Lance Crowley dies at age 74
posted on 12/16/2014

Lance Crowley, a respected U.S. coach and club owner of Crowley's Gymnastics Center, died on Nov. 24 in Boulder City, Nev., at the age of 74.

Crowley built Crowley's Gymnastics Center in Oakdale, Minn., in 1981 and coached many gymnasts who went on to compete in collegiate gymnastics, including Jenny Hansen who competed at the University of Kentucky where she won three National Collegiate All-Around titles. Crowley put an emphasis on making sure his athletes focused on their personal development and education, as well as their gymnastics skills.

Crowley worked very closely with the United States Association of Independent Gymnastics Clubs (USAIGC), where he served as president for a number of years. This was a very important time for the development of the club industry in the USA, which today is the primary system that develops and supports the sport nationwide. As the representative of the USAIGC, he served on the Board of Directors of USA Gymnastics (then known as the U.S. Gymnastics Federation) through the 1980s-1990s.

In addition to coaching, Crowley worked very closely with Jackie Fie, who was the president of the Women's Technical Committee of the FIG, in publishing the first electronic Code of Points, first in English and then in Spanish. Eventually electronic codes were published in French, German and Russian as well. In the early 1990s, Crowley also helped develop software for computerized WTC Judges’ Test Scoring, which calculated the test results from women’s gymnastics judge’s courses on the intercontinental, international and national levels. He also created the software computer model for the WTC’s “Judges Objectivity Evaluation” program and implemented this evaluation in real time on the floor of the World Championships and the Olympic Games over a 14-year period. This program evaluated the judges’ scores compared to corresponding rankings, which helped guarantee objectivity and fairness in the judging process and in the placement of individuals and teams.

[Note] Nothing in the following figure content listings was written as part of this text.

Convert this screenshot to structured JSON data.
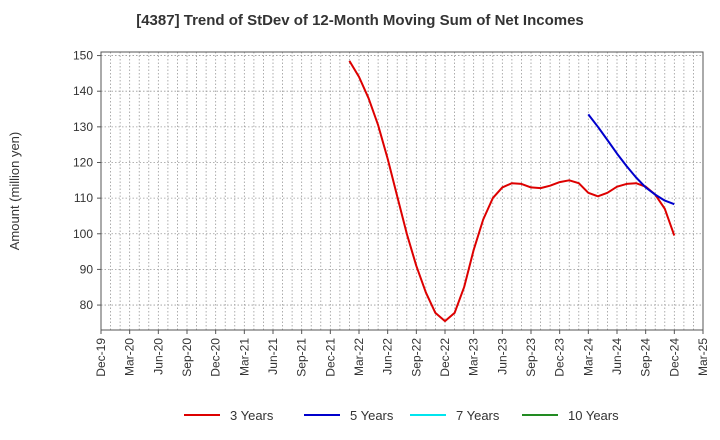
{
  "chart_data": {
    "type": "line",
    "title": "[4387]  Trend of StDev of 12-Month Moving Sum of Net Incomes",
    "ylabel": "Amount (million yen)",
    "xlabel": "",
    "ylim": [
      73,
      151
    ],
    "yticks": [
      80,
      90,
      100,
      110,
      120,
      130,
      140,
      150
    ],
    "xlim": [
      "2019-12",
      "2025-03"
    ],
    "xticks": [
      "Dec-19",
      "Mar-20",
      "Jun-20",
      "Sep-20",
      "Dec-20",
      "Mar-21",
      "Jun-21",
      "Sep-21",
      "Dec-21",
      "Mar-22",
      "Jun-22",
      "Sep-22",
      "Dec-22",
      "Mar-23",
      "Jun-23",
      "Sep-23",
      "Dec-23",
      "Mar-24",
      "Jun-24",
      "Sep-24",
      "Dec-24",
      "Mar-25"
    ],
    "grid": true,
    "legend_position": "bottom",
    "series": [
      {
        "name": "3 Years",
        "color": "#dd0000",
        "x": [
          "2022-02",
          "2022-03",
          "2022-04",
          "2022-05",
          "2022-06",
          "2022-07",
          "2022-08",
          "2022-09",
          "2022-10",
          "2022-11",
          "2022-12",
          "2023-01",
          "2023-02",
          "2023-03",
          "2023-04",
          "2023-05",
          "2023-06",
          "2023-07",
          "2023-08",
          "2023-09",
          "2023-10",
          "2023-11",
          "2023-12",
          "2024-01",
          "2024-02",
          "2024-03",
          "2024-04",
          "2024-05",
          "2024-06",
          "2024-07",
          "2024-08",
          "2024-09",
          "2024-10",
          "2024-11",
          "2024-12"
        ],
        "values": [
          148.5,
          144,
          138,
          130.5,
          121,
          110.5,
          100,
          91,
          83.5,
          77.8,
          75.5,
          77.8,
          85,
          95.5,
          104,
          110,
          113,
          114.2,
          114,
          113,
          112.8,
          113.5,
          114.5,
          115,
          114.2,
          111.5,
          110.5,
          111.5,
          113.2,
          114,
          114.2,
          113.2,
          111,
          107,
          99.5
        ]
      },
      {
        "name": "5 Years",
        "color": "#0000cc",
        "x": [
          "2024-03",
          "2024-04",
          "2024-05",
          "2024-06",
          "2024-07",
          "2024-08",
          "2024-09",
          "2024-10",
          "2024-11",
          "2024-12"
        ],
        "values": [
          133.5,
          130,
          126.3,
          122.5,
          119,
          115.8,
          113,
          111,
          109.3,
          108.3
        ]
      },
      {
        "name": "7 Years",
        "color": "#00e5ee",
        "x": [],
        "values": []
      },
      {
        "name": "10 Years",
        "color": "#228b22",
        "x": [],
        "values": []
      }
    ]
  }
}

Crowley went to Hamline University and the University of Minnesota. For 36 years, he worked for 3M, a global business leader in innovation and technology. In the mid-1970s, AMF American was developing the first fiberglass uneven bar rail, and through his employment at 3M, he helped find an adhesive that would keep the wood veneer permanently attached to the glass surface. The fiberglass rail is a standard in the sport. He and his wife Jan received the University of Minnesota Hall of Fame Service Award.

He is survived by his wife, Jan Jurney Crowley, along with other family members. No services are scheduled.